7.A few more caveats must be issued before any comparison can be effected. Even within these two broad categories, the jurisdictions are not identical. India stands out as a common law jurisdiction that has abolished juries, while in other countries, juries may be required only for the most serious offences. The legal framework in both the USA and Australia is federal.17 Consequently, Australia has multiple state-level Victims of Crimes statutes and non-penal ‘Charters’, and these Charters are binding to different extents. In states without a statute, the common law continues to govern. Similarly, in the US, different states have regulated the rights of victims to varying degrees, with California going to the extent of affording them constitutional status. In these situations, an attempt has been made to sift out generalisations based on a study of many different state and federal legal resources.

8.While Ireland and Italy has been analysed, it is notable that neither of them have formally implemented Directive 2012/29/EU of The European Parliament and of The Council of 25 October 2012 Establishing Minimum Standards On The Rights, Support And Protection Of Victims Of Crime, And Replacing Council Framework Decision 2001/220/JHA (‘Victims’ Directive’)18. The deadline for implementation of the Victims’ Directive is 16 November 2015. It is anticipated that implementation of the Victim’s Directive will result in substantial amendments to subsisting law on the treatment of victims.19


  1. Research Questions


9.The following research questions were examined in respect of each jurisdiction for the purposes of this study

  1. In light of relevant legislation, case law and policy documents, does your jurisdiction provide for victim participation in criminal proceedings for all alleged victims in any of the following forms?

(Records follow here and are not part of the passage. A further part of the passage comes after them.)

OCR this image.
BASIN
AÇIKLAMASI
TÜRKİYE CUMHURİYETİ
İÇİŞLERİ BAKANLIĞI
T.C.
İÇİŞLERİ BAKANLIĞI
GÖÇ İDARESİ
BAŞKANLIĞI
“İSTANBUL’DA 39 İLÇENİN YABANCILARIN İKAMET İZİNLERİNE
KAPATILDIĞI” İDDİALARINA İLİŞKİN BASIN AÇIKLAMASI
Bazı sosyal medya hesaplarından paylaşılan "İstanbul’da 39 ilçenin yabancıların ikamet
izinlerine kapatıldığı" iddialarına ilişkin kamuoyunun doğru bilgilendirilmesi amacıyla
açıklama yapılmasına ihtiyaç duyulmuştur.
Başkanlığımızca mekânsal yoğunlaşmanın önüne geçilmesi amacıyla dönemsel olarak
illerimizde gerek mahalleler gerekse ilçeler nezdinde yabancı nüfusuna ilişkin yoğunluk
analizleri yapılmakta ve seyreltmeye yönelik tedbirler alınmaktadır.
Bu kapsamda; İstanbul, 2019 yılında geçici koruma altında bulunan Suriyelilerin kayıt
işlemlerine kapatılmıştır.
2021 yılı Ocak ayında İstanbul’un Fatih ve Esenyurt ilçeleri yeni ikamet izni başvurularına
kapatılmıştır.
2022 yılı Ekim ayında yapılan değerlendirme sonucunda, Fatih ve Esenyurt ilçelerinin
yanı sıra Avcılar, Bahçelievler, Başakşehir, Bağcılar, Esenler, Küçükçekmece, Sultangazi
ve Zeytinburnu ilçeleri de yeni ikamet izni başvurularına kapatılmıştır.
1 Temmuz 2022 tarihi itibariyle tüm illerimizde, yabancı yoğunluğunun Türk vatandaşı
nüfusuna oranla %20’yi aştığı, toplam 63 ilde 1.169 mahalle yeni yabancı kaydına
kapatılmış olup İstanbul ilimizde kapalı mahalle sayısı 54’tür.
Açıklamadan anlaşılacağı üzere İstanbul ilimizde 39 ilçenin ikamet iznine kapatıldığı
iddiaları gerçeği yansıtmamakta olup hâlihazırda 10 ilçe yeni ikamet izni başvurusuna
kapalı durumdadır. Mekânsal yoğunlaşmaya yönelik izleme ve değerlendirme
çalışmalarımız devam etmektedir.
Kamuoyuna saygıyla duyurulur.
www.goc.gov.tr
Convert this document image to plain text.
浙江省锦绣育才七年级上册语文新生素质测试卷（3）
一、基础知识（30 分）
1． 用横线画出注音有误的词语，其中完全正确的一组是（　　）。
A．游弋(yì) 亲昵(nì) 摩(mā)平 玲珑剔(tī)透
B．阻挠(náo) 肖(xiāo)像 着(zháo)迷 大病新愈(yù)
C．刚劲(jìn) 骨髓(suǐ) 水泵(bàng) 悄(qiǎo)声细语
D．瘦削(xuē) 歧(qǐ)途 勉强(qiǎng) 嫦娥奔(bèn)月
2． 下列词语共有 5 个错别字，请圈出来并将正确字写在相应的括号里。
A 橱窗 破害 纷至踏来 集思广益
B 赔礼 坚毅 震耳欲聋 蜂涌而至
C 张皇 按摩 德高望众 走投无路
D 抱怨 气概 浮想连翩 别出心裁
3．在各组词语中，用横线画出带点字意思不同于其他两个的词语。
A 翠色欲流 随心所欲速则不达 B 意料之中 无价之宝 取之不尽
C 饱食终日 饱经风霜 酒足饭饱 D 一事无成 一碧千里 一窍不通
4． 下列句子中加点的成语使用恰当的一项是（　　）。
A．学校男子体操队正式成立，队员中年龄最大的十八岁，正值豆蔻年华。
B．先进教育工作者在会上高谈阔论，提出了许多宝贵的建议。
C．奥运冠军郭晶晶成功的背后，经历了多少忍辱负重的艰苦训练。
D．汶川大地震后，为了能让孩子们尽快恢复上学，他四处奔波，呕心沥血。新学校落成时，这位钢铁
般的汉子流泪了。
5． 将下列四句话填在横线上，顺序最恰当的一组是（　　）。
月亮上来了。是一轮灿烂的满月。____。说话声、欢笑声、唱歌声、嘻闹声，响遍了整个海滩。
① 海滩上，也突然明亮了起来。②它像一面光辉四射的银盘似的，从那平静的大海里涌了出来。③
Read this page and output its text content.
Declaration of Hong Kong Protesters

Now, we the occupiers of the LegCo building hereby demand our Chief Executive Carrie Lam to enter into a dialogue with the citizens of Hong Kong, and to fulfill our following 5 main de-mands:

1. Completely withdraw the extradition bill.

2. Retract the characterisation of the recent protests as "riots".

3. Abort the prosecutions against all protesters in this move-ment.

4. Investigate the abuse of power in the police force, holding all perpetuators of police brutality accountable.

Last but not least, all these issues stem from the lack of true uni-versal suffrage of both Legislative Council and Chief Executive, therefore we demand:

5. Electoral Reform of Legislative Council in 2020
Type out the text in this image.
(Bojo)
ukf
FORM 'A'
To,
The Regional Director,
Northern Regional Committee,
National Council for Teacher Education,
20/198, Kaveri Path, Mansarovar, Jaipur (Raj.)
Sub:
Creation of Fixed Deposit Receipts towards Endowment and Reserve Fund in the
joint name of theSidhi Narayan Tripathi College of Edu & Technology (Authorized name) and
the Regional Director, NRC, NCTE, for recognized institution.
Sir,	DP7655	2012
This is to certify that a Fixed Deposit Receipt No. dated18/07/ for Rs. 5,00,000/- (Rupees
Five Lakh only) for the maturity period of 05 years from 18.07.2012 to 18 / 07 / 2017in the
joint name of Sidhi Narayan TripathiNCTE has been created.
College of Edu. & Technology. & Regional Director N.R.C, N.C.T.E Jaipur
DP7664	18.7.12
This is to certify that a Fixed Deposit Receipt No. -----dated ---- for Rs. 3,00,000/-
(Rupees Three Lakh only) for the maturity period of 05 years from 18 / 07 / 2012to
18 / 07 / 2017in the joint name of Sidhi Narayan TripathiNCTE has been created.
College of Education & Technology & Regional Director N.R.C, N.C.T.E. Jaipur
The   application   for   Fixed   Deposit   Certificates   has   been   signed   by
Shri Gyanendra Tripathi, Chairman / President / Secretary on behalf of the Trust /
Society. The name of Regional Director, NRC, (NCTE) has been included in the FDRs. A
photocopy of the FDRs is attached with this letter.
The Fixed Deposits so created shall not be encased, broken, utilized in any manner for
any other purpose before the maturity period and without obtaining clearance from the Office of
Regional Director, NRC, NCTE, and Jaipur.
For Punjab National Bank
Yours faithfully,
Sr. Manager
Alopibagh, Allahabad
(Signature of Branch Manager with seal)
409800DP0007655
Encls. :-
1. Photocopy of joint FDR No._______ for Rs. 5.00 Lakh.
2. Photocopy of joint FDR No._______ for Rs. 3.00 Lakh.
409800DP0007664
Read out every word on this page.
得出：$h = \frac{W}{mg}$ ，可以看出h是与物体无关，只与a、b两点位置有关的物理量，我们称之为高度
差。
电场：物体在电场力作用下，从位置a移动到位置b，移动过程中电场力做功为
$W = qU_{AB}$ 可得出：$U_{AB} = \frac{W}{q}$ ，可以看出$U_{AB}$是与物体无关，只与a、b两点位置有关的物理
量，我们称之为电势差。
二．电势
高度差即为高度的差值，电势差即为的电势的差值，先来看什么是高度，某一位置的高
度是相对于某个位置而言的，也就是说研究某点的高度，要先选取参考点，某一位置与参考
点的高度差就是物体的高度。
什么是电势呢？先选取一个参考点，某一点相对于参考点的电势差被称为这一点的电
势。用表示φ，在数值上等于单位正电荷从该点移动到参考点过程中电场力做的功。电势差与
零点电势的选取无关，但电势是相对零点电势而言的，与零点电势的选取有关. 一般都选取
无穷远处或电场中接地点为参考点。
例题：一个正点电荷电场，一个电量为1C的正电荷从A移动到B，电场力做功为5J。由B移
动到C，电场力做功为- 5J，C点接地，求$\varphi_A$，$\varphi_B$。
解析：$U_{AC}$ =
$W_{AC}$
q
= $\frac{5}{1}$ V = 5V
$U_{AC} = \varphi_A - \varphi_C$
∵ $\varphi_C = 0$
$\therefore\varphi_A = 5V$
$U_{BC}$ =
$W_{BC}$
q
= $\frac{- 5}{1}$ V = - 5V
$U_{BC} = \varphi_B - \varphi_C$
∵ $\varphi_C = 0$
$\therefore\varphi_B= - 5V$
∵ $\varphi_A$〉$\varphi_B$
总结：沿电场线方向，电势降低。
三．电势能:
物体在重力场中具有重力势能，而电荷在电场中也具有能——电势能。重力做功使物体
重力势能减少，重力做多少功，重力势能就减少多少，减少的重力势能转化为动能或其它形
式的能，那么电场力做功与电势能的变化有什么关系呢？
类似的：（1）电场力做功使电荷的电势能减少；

  1. Are there provisions for support services (including counselling, use of an interpreter, interim compensation and other measures) at the time of complaint?

  2. Are there provisions for witness protection during the investigation?

  3. Are the alleged victims consulted while deciding whether to prosecute? Are private prosecutions allowed?

  4. What are the rights available to the alleged victims during trial (specify if they are entitled to have their own legal counsel)—specifically examine: the right to deliver opening and closing statements, the right to call witnesses, rights of cross-examination, the right to raise objections, the right to have a support person, intermediary or interpreter, access to special measures (for example, giving evidence through television links, taking breaks during testimony, having a video-recorded chief examination, removal of wigs and robes for court proceedings etc).

  5. At the time of sentencing, are there any provisions for victim impact statements? Is the reward of compensation allowed at sentencing? If yes, who bears this cost? Are there any other forms of rehabilitation guaranteed to the victims? Do these depend on a finding of guilt?

  6. What rights rest with the alleged victim in respect of the appeal?

  7. Are there any rights available to the victim when it comes to enforcement?

  8. Are there any other rights that facilitate victim participation not covered in the above chapter?

  1. Are there any special categories of alleged victims (eg child witnesses, witnesses with intellectual or mental disability, witnesses alleging sexual abuse etc) to whom the above rights are available? If yes, define those categories and answer the above question in respect of each category.